By teaching our children tools for time management, using checklists, if/then motivators, calendars, timers, and honestly, the ability to say, that is enough we can teach them to be more productive adults.

When a child has special needs or is struggling in school, it can be especially difficult for the student and parent.

When a child has special needs or is struggling in school, it can be especially difficult for the student and parent.

Children with disabilities often have difficulty with homework due to their disability. This can be true even if they are doing well academically.

For example, suppose your child has dyslexia and struggles with reading comprehension. In that case, he may find it hard to complete his assignments at home because he needs help understanding what he is reading or how it relates to what he is learning in school. If this frequently happens, it could lead him down a path toward developing negative attitudes toward schoolwork as well as his teacher(s).

Telling a child if you don't get it done at school, the work will become homework is not helpful. When this happens, the school is now making YOU the accommodation for your child rather than following through with the support outlined in the IEP.

There are many reasons why sending work home that should have been completed in class might be too much.

When your child comes home with homework that he hasn't completed in class, you might have to scramble to help him finish it by dinner time. This causes a lot of anxiety for both the student and the parent because it means that everyone involved has an unfinished project hanging over their heads at the end of each day.

Homework often leads to high anxiety levels for students who get anxious about having to do it at all (or even just thinking about doing it). Suppose these students are given excessive amounts of homework every night after school. In that case, this added pressure may cause tension at home which will run into their life at school as well!

Additionally, often times when a child has special needs they have after school therapies, counseling, social support. Our kids have a mountain of activities to attend just to have the skills their peers come by naturally. Adding excessive homework because it was not completed at school simply adds fuel to the fire.

There are many ways to help manage homework so that it does not cause added stress or anxiety.

There are many ways to help manage homework so that it does not cause added stress or anxiety.

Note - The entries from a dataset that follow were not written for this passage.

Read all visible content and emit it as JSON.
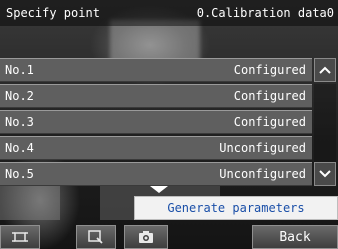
{
  "header": {
    "title": "Specify point",
    "calibration_label": "0.Calibration data0"
  },
  "points": [
    {
      "number": "No.1",
      "status": "Configured"
    },
    {
      "number": "No.2",
      "status": "Configured"
    },
    {
      "number": "No.3",
      "status": "Configured"
    },
    {
      "number": "No.4",
      "status": "Unconfigured"
    },
    {
      "number": "No.5",
      "status": "Unconfigured"
    }
  ],
  "scroll": {
    "up_icon": "chevron-up-icon",
    "down_icon": "chevron-down-icon"
  },
  "actions": {
    "generate_label": "Generate parameters"
  },
  "toolbar": {
    "back_label": "Back",
    "icons": [
      "fit-frame-icon",
      "zoom-icon",
      "camera-icon"
    ]
  },
  "colors": {
    "row_bg": "#5f5f5f",
    "generate_text": "#1a4fa8"
  }
}
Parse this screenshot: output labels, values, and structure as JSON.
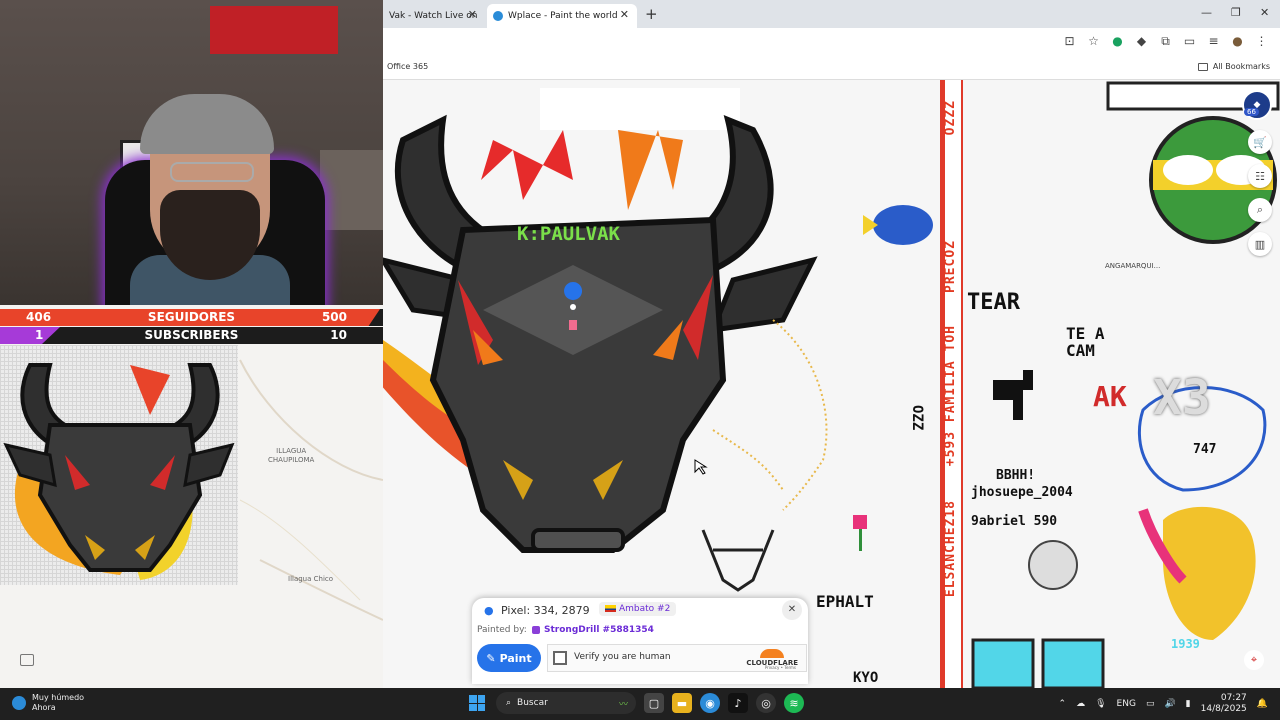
{
  "browser": {
    "tabs": [
      {
        "label": "Vak - Watch Live on",
        "active": false
      },
      {
        "label": "Wplace - Paint the world",
        "active": true
      }
    ],
    "bookmarks": {
      "left": "Office 365",
      "right": "All Bookmarks"
    }
  },
  "stream_overlay": {
    "followers": {
      "current": "406",
      "label": "SEGUIDORES",
      "goal": "500",
      "progress": 0.81
    },
    "subscribers": {
      "current": "1",
      "label": "SUBSCRIBERS",
      "goal": "10",
      "progress": 0.1
    }
  },
  "map_labels": {
    "illagua_chaupiloma": "ILLAGUA\nCHAUPILOMA",
    "illagua_chico": "Illagua Chico",
    "angamarquillo": "ANGAMARQUI..."
  },
  "canvas_text": {
    "bull_name": "K:PAULVAK",
    "precoz": "PRECOZ",
    "familia": "+593 FAMILIA TOH",
    "elsanchez": "ELSANCHEZ18",
    "ozzz": "OZZZ",
    "ozz2": "OZZ",
    "tear": "TEAR",
    "te_a_cam": "TE A\nCAM",
    "ak": "AK",
    "x3": "X3",
    "bbhh": "BBHH!",
    "jhosuepe": "jhosuepe_2004",
    "gabriel": "9abriel 590",
    "num747": "747",
    "num1939": "1939",
    "ephalt": "EPHALT",
    "kyo": "KYO"
  },
  "pixel_info": {
    "pixel_label": "Pixel: 334, 2879",
    "region": "Ambato #2",
    "painted_by_label": "Painted by:",
    "painter": "StrongDrill #5881354",
    "paint_button": "Paint",
    "captcha_label": "Verify you are human",
    "captcha_brand": "CLOUDFLARE",
    "captcha_links": "Privacy • Terms"
  },
  "toolbar": {
    "badge": "66"
  },
  "taskbar": {
    "weather_title": "Muy húmedo",
    "weather_sub": "Ahora",
    "search": "Buscar",
    "lang": "ENG",
    "time": "07:27",
    "date": "14/8/2025"
  },
  "colors": {
    "followers_fill": "#e8442a",
    "subscribers_fill": "#a63ad8",
    "paint_button": "#2673e9",
    "bull_body": "#2f2f2f",
    "bull_text": "#7be04a"
  }
}
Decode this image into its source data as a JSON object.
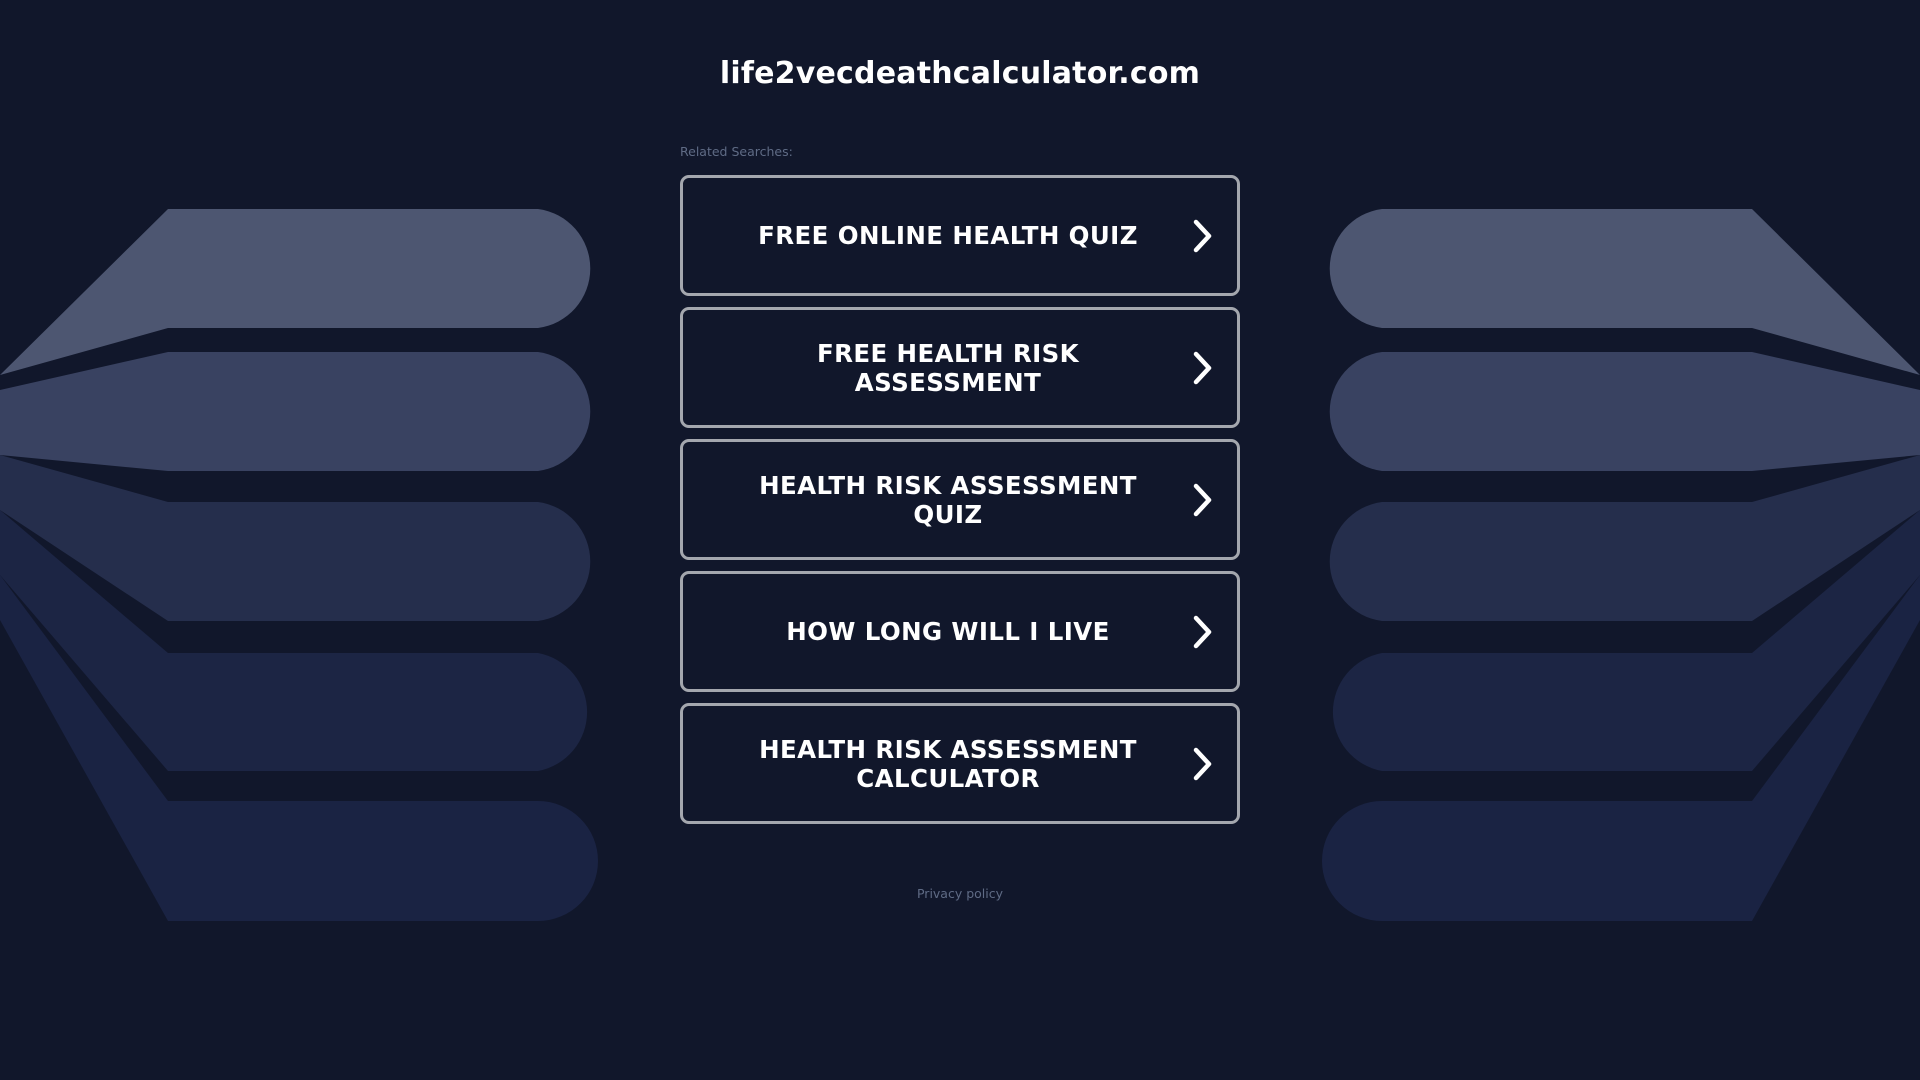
{
  "site": {
    "title": "life2vecdeathcalculator.com"
  },
  "related": {
    "label": "Related Searches:",
    "items": [
      {
        "label": "FREE ONLINE HEALTH QUIZ"
      },
      {
        "label": "FREE HEALTH RISK ASSESSMENT"
      },
      {
        "label": "HEALTH RISK ASSESSMENT QUIZ"
      },
      {
        "label": "HOW LONG WILL I LIVE"
      },
      {
        "label": "HEALTH RISK ASSESSMENT CALCULATOR"
      }
    ]
  },
  "footer": {
    "privacy_label": "Privacy policy"
  },
  "icons": {
    "item_arrow": "chevron-right-icon"
  },
  "colors": {
    "background": "#11172b",
    "button_border": "#a4a7ae",
    "text": "#ffffff",
    "muted_text": "#5f6b85",
    "band_1": "#4d5671",
    "band_2": "#394261",
    "band_3": "#262f4d",
    "band_4": "#1d2544",
    "band_5": "#1b2443"
  }
}
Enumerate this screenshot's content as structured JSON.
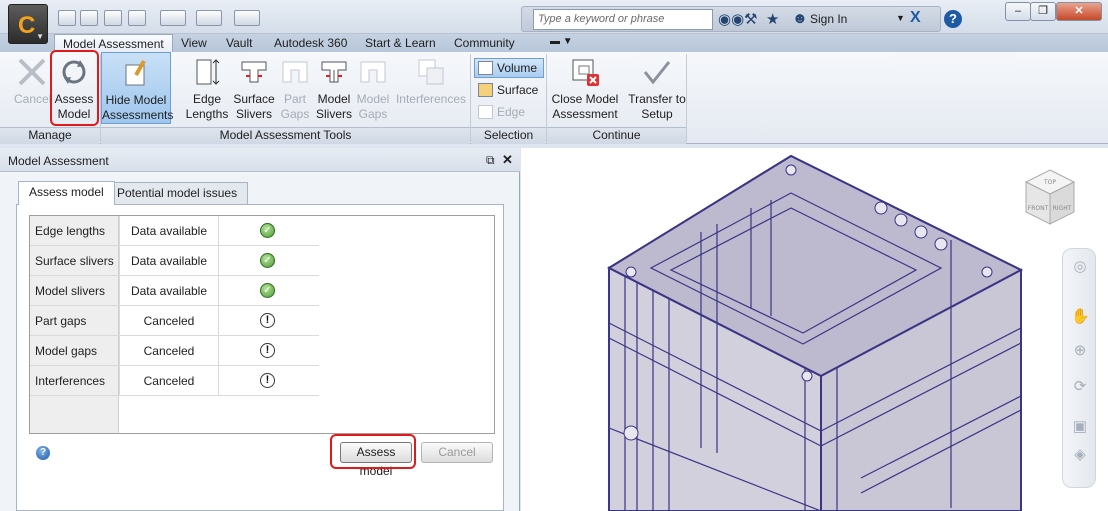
{
  "titlebar": {
    "search_placeholder": "Type a keyword or phrase",
    "sign_in": "Sign In",
    "help": "?"
  },
  "tabs": [
    "Model Assessment",
    "View",
    "Vault",
    "Autodesk 360",
    "Start & Learn",
    "Community"
  ],
  "active_tab": "Model Assessment",
  "ribbon": {
    "manage": {
      "label": "Manage",
      "cancel": "Cancel",
      "assess_model": "Assess Model"
    },
    "tools": {
      "label": "Model Assessment Tools",
      "hide": "Hide Model Assessments",
      "edge_lengths": "Edge Lengths",
      "surface_slivers": "Surface Slivers",
      "part_gaps": "Part Gaps",
      "model_slivers": "Model Slivers",
      "model_gaps": "Model Gaps",
      "interferences": "Interferences"
    },
    "selection": {
      "label": "Selection",
      "volume": "Volume",
      "surface": "Surface",
      "edge": "Edge"
    },
    "continue": {
      "label": "Continue",
      "close": "Close Model Assessment",
      "transfer": "Transfer to Setup"
    }
  },
  "palette": {
    "title": "Model Assessment",
    "tabs": [
      "Assess model",
      "Potential model issues"
    ],
    "rows": [
      {
        "name": "Edge lengths",
        "status": "Data available",
        "icon": "check-icon"
      },
      {
        "name": "Surface slivers",
        "status": "Data available",
        "icon": "check-icon"
      },
      {
        "name": "Model slivers",
        "status": "Data available",
        "icon": "check-icon"
      },
      {
        "name": "Part gaps",
        "status": "Canceled",
        "icon": "exclamation-icon"
      },
      {
        "name": "Model gaps",
        "status": "Canceled",
        "icon": "exclamation-icon"
      },
      {
        "name": "Interferences",
        "status": "Canceled",
        "icon": "exclamation-icon"
      }
    ],
    "assess_button": "Assess model",
    "cancel_button": "Cancel"
  },
  "viewcube": {
    "top": "TOP",
    "front": "FRONT",
    "right": "RIGHT"
  },
  "colors": {
    "accent": "#e01a1a",
    "ribbon_selected": "#9ec6ed",
    "model_edge": "#3a3585",
    "model_fill": "#b6b2c8"
  }
}
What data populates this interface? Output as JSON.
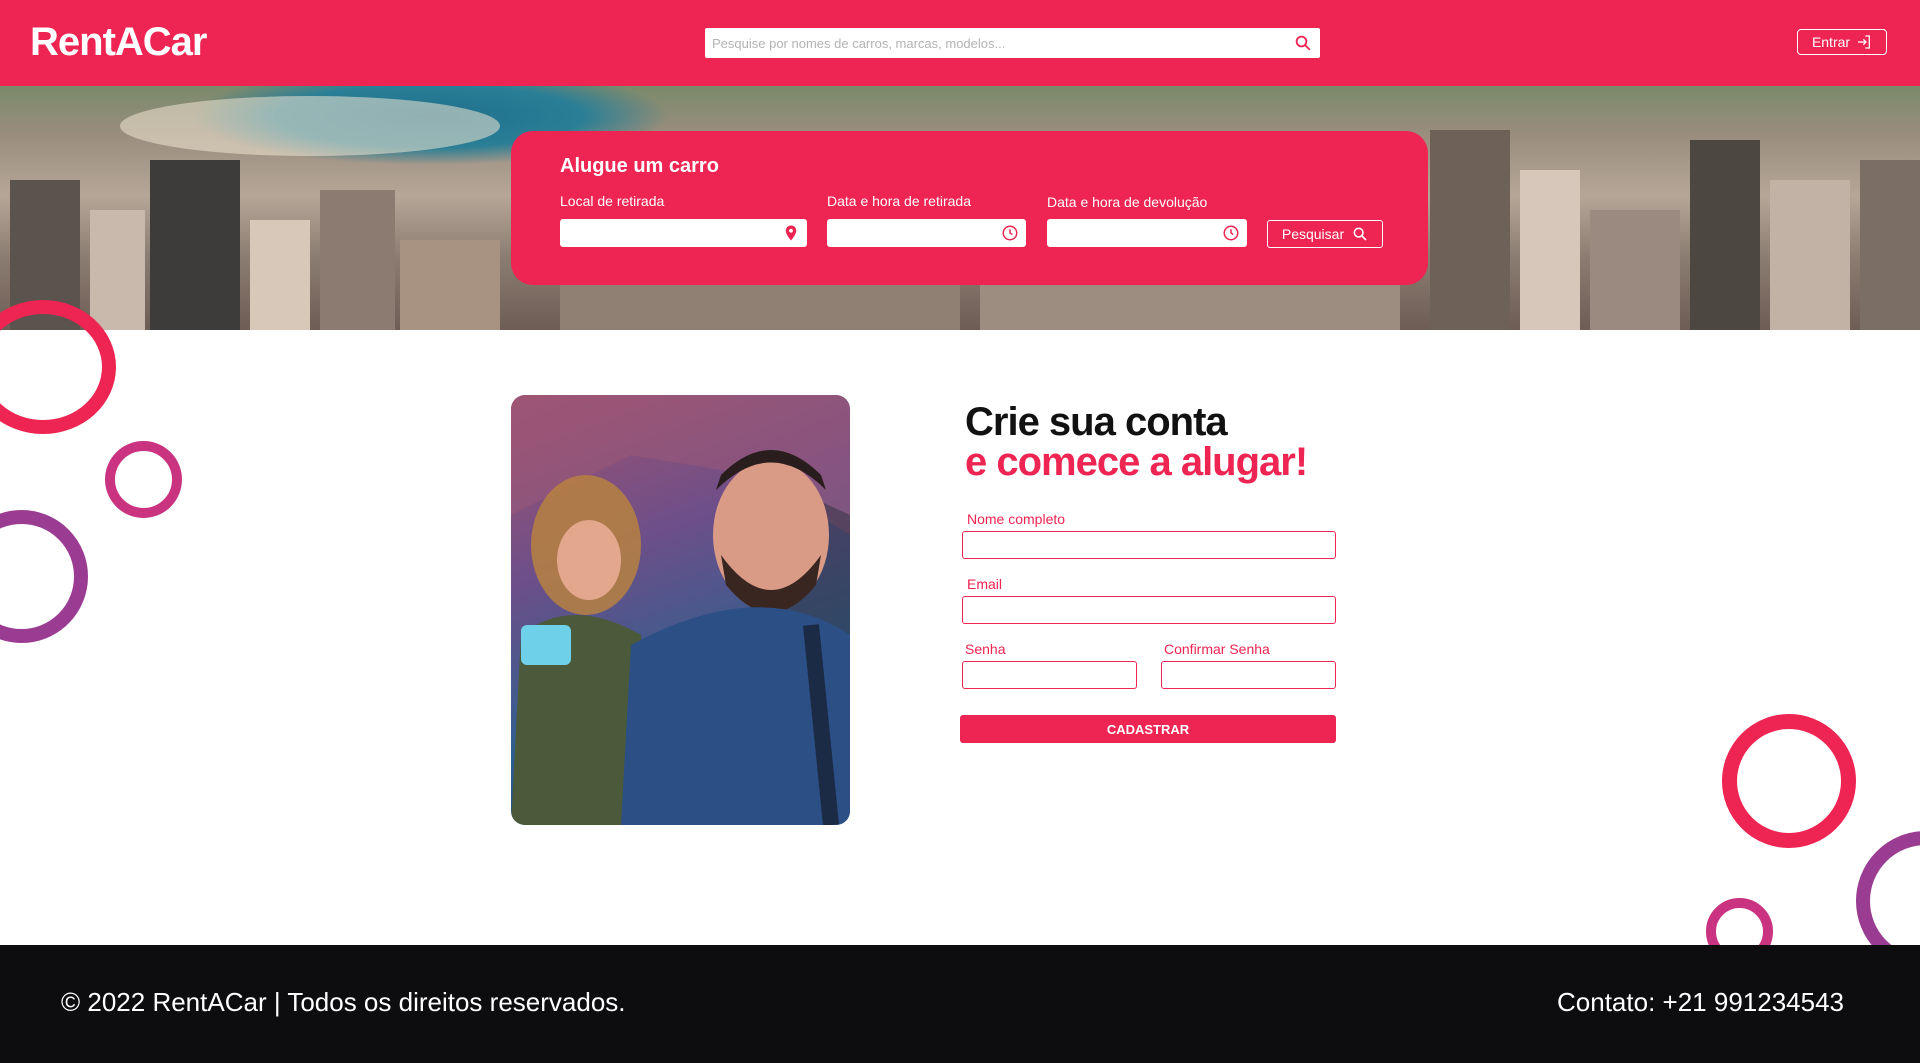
{
  "header": {
    "logo": "RentACar",
    "search_placeholder": "Pesquise por nomes de carros, marcas, modelos...",
    "login_label": "Entrar"
  },
  "rent_form": {
    "title": "Alugue um carro",
    "pickup_location_label": "Local de retirada",
    "pickup_datetime_label": "Data e hora de retirada",
    "return_datetime_label": "Data e hora de devolução",
    "search_label": "Pesquisar"
  },
  "signup": {
    "title_line1": "Crie sua conta",
    "title_line2": "e comece a alugar!",
    "name_label": "Nome completo",
    "email_label": "Email",
    "password_label": "Senha",
    "confirm_password_label": "Confirmar Senha",
    "submit_label": "CADASTRAR"
  },
  "footer": {
    "copyright": "© 2022 RentACar | Todos os direitos reservados.",
    "contact": "Contato:  +21 991234543"
  },
  "colors": {
    "brand": "#ee2452",
    "footer_bg": "#0d0d0f",
    "ring_purple": "#9b3c93",
    "ring_magenta": "#c9337f"
  },
  "icons": {
    "search": "search-icon",
    "login": "login-icon",
    "location": "location-pin-icon",
    "clock": "clock-icon"
  }
}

  • Make sure homework is at the child's skill level. If your child struggles with reading, for example, they may be assigned a book report on a novel they can't read yet; this will only make them feel frustrated and defeated. Insist the school accommodates this novel and possibly talk to the teacher to request another way for your child to demonstrate what they have learned (perhaps by creating an oral presentation or video).
  • Make sure homework is relevant to what they are learning in school: Homework should reinforce what was taught during class time and provide practice with concepts covered in class but might need further review before being mastered by students.
  • Create checklist of things that need to be accomplished.
  • Have a calendar for bigger projects and block out dates when you will work on those.
  • Set a timer: agree to how long the child will spend on homework, and when they are done, they are done. If they spend a lot of time on a subject because they are stuck, move on.
  • Keep track of what gets done, what does not, how long you worked on assignments, and how much support your child received.

Conclusion

I am not saying that homework should be banned. I am simply saying it can be too much for some kids and parents. If you feel like your child is struggling with their homework or classroom work, then you should speak up! There are many ways to help manage homework so that it does not cause added stress or anxiety.